È importante, credo, quello che lo stesso Borgomeo ha riconosciuto: questa iniziativa rappresenta un cambio di paradigma. Costruire il rilancio, in questo momento drammatico della nostra storia, vuol dire tenere insieme coesione sociale e sviluppo. Per troppi anni in Italia l’abbiamo dimenticato. Per questa misura, ho provato a recuperare a livello nazionale più risorse possibile. Ma ora è a disposizione di tutte le realtà che vorranno condividere questo nuovo paradigma, l’Agenzia per la Coesione Territoriale è già impegnata ad attuarla e le Regioni potranno concorrere aumentando le risorse. Ho voluto inserire la misura, infatti, tra le linee guide per la riprogrammazione dei fondi che è in corso. Serve la consapevolezza che stiamo parlando anche di aiutare l’occupazione nel Terzo settore, che con il decreto Rilancio può beneficiare degli aiuti previsti per le imprese.
Crede o aupsica che questo cambio di paradigma possa in futuro essere esteso ad altri contesti e provvedimenti al di fuori dell’emergenza covid e al di là delle sue deleghe?
Anzitutto, il mio obiettivo è sancire questi principi nel ciclo di programmazione 2021-2027, perché le politiche di coesione in Italia, non solo al Sud, hanno un ruolo importante che va salvaguardato soprattutto in questo momento. Ogni contrapposizione tra il riequilibrio e lo sviluppo, tra l’equità e la crescita, non solo è ingiusta, ma è il principale errore da non ripetere, rispetto alla crisi precedente. Ma l’ambizione della politica di coesione territoriale è proprio quello di anticipare e innovare le politiche pubbliche, negli ambiti in cui c’è bisogno di dare un forte segnale culturale e far maturare una sensibilità diffusa. Col Terzo settore al Sud, e nei contesti territoriali più marginalizzati, dobbiamo provare a fare proprio questo.
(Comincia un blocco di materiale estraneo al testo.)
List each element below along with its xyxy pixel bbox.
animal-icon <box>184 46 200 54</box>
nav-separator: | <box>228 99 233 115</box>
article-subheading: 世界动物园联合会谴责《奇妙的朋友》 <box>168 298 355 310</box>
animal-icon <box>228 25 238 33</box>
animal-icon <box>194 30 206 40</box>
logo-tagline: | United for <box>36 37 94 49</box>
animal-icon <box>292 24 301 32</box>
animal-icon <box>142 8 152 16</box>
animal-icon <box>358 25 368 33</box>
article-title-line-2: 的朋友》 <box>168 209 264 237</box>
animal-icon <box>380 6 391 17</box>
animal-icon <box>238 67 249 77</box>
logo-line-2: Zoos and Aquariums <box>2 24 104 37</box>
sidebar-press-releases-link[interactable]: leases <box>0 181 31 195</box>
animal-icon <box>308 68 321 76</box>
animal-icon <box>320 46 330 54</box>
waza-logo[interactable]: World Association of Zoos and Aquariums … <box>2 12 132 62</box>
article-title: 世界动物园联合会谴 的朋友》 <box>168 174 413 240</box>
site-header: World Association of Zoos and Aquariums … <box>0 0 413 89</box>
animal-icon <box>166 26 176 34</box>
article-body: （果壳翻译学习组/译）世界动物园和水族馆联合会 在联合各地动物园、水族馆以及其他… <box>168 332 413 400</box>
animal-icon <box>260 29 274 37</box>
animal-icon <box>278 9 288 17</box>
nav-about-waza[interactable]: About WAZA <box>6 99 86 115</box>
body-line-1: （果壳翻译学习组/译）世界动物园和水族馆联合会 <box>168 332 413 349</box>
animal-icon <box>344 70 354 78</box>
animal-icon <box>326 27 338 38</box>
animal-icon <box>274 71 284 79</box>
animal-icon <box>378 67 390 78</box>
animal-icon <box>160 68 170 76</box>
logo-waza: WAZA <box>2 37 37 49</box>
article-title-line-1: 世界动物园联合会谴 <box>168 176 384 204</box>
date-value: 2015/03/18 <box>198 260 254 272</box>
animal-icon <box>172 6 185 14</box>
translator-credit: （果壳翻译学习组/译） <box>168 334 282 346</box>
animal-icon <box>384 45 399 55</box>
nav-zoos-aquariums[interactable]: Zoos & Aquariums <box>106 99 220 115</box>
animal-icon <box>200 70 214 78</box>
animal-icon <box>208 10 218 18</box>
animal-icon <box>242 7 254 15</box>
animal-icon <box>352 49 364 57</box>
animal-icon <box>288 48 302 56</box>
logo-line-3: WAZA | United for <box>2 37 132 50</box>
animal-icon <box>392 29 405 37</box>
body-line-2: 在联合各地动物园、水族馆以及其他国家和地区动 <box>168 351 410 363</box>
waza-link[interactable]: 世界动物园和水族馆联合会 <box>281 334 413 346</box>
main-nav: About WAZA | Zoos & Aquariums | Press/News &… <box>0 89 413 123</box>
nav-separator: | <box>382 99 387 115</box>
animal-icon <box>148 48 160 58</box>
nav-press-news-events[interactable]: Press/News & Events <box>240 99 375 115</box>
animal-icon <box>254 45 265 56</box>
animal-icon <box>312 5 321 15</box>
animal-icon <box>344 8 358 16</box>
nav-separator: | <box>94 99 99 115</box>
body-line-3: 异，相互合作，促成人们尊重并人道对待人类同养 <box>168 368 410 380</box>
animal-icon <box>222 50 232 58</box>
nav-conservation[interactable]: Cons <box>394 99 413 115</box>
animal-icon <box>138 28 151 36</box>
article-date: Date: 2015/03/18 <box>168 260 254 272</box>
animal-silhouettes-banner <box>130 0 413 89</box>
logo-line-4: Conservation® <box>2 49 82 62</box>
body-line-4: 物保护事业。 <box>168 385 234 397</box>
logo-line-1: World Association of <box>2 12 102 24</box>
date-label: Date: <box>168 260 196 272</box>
L’ex ministro Giovanna Melandri e la presidente di Banca Etica Anna Fasano dalle colonne di Vita hanno proposto di destinare almeno parte delle risorse per il rilancio del Paese attraverso meccanismi di misurazione di impatto sociale e ambientale, in modo da premiare quei soggetti anche economici attenti alla sostenibilità del loro agire e promuove un modello di sviluppo più equo e green. Può essere una strada da percorrere?
Ho in agenda un incontro con Giovanna Melandri, per approfondire un’idea innovativa che dovremmo assumere come metodo nella spesa dei fondi di coesione. Del resto, nel Piano Sud 2030, abbiamo già assunto per il Sud il percorso di una politica di sviluppo innovativa, con due direttrici principali per gli investimenti: sostenibilità e digitale. La sostenibilità non è solo una questione ecologica, ma investe tutte le dimensioni dello sviluppo in senso trasversale: per questo, nel Piano abbiamo misurato l’impatto delle “missioni” della coesione sulla base degli obiettivi di sviluppo sostenibile delle Nazioni Unite. Una scelta che oggi è ancora più attuale e urgente, per tutto il Paese e per l’Europa.